The ‘gone by lunchtime’ response to legal aid that the Key government has chosen to adopt in the wake of Margaret Bazley report needs to be stopped – and not only because Bazley has been willing to make sweeping condemnations of the lawyers involved, while being so short on actual evidence. The report is desperately thin on providing the data to back up its claims – much less on exploring how and why the situations it takes on faith, may have come to pass.
The report names no names. Its reliance on hearsay hasn’t stopped Bazley from accusing some 80% of the lawyers operating out of the Manakau District Court of engaging in unprofessional to fraudulent behaviour, and some 200 lawyers in all nationwide. These conclusions are based on a barrage of gossip and second or third hand accounts from police, clerks, defendants and other lawyers that she seems to have accepted on a “where there’s smoke, there’s fire” basis.
The result of this kangaroo court is not only to cast a slur on those people who – whatever the failings of some may be – are trying to make an ill-funded situation work adequately. The structural solution being rushed into place this morning by Justice Minister Simon Power seems aimed at ending the independence of the Legal Aid Services agency and folding it back into the Ministry of Justice.
Lets see how that overt politicisation of legal aid funding might have worked out in the recent past. Take a case with major political ramifications, like the Ahmed Zaoui case. The Justice Ministry funds the Crown Law Office that was managing the case against Zaoui, and – if Power has its way – the same department would in future be running Legal Aid Services as well. With voices in Parliament and on talkback radio howling about the expense of such cases, what better way to have cut Zaoui’s defence off at the knees than to have declined legal aid to his defence team – even though his lawyers were conducting Zaoui’s defence for years at bargain basement rates compared to the compensation levels being charged by the rest of the profession, including the Crown Law Office team. If Bazley is really worried about corruption of the system, here’s a prime source of risk: the overt politicization of legal aid that Power is about to enact.
What Bazley’s report is validating is the evisceration of independent legal aid for people that the government seeks to prosecute. Sure, the Bazley report also contains weasel passages about the need for defendants to have experienced and skilled counsel available in court to ensure a properly briefed and mounted defence – but this would mean a massive infusion of funds to hire such people for legal aid work, and extra funding for legal aid to that level is not on the agenda.

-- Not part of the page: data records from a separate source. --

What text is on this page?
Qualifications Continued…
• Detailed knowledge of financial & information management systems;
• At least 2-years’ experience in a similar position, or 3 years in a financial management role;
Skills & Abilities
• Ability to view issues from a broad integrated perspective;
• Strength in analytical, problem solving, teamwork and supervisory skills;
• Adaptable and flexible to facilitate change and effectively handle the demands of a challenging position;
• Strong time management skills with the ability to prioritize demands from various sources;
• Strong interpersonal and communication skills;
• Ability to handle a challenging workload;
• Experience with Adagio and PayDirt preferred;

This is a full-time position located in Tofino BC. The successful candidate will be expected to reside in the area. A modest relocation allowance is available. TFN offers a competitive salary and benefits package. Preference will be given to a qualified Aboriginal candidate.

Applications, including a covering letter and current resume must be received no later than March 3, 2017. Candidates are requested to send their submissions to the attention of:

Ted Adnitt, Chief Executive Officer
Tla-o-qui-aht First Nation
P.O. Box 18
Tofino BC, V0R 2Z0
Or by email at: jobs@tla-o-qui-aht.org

Currently, if legal aid looks like it is being run on a shoestring at times, that’s because it is being run on a shoestring. There’s a reason why for instance, some lawyers are running the defence of accused persons who they have met for the first time on the very morning of the trial : because in some cases, that’s all that the funding arrangements make possible. Paying peanuts produces monkey-like behaviour among some – and quite heroic attempts by others to make the system work, despite the indifference of government to funding anything more than the barest minimum forms of due process.
That’s true within the health system, in education and in the justice system. It is especially true of Manakau Direct Court. Is there any criticism emerging from the Maori Party about the Bazley report’s likely impact on Maori defendants coming before the court in Manakau? No, didn’t think so.

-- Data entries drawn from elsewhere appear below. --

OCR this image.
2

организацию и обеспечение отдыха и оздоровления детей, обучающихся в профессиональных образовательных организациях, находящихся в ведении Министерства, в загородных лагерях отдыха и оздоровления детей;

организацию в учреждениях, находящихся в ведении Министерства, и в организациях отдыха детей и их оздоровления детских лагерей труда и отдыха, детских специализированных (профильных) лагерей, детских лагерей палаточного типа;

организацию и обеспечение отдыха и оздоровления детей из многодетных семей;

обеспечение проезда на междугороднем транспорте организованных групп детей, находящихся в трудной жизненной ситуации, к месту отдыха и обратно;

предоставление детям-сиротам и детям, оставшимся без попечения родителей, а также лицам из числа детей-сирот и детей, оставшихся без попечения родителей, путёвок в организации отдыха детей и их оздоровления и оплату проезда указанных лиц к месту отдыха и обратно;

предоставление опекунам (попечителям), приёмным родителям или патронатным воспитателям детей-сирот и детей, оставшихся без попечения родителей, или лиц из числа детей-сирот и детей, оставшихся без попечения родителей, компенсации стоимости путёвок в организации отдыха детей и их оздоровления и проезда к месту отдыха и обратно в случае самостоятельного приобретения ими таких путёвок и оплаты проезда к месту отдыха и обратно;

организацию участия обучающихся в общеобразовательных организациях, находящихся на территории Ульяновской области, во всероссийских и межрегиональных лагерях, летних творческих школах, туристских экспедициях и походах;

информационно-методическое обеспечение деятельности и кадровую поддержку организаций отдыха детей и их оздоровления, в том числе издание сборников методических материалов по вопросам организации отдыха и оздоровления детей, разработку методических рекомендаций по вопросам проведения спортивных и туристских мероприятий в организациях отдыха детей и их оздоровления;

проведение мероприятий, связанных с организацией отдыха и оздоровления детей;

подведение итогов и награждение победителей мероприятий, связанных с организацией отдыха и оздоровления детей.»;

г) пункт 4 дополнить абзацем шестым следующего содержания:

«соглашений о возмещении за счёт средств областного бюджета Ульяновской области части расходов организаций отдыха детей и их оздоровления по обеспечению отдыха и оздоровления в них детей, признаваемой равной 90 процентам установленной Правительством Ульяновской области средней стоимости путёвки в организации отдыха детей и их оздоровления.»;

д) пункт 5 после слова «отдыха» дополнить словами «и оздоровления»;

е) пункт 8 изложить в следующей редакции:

The fact is, the independence of Legal Aid Services exists for a reason – because the government shouldn’t hold the financial reins on the defence team of the people it is prosecuting. The answer is adequate funding, at a distance from political manipulation. f this sort of thing was happening in the business sector the Commerce Commission would be launching a prosecution – because of the clear danger of monopoly justice fixing. What we needed was a truly professional report on legal aid that was willing and able to explore ways to improve the system. All we have got instead is a litany of blame aimed at those near at the bottom of the cliff – some of whom may be rorting the system, but all of whom are working within a makeshift attempt at providing the basics of due process.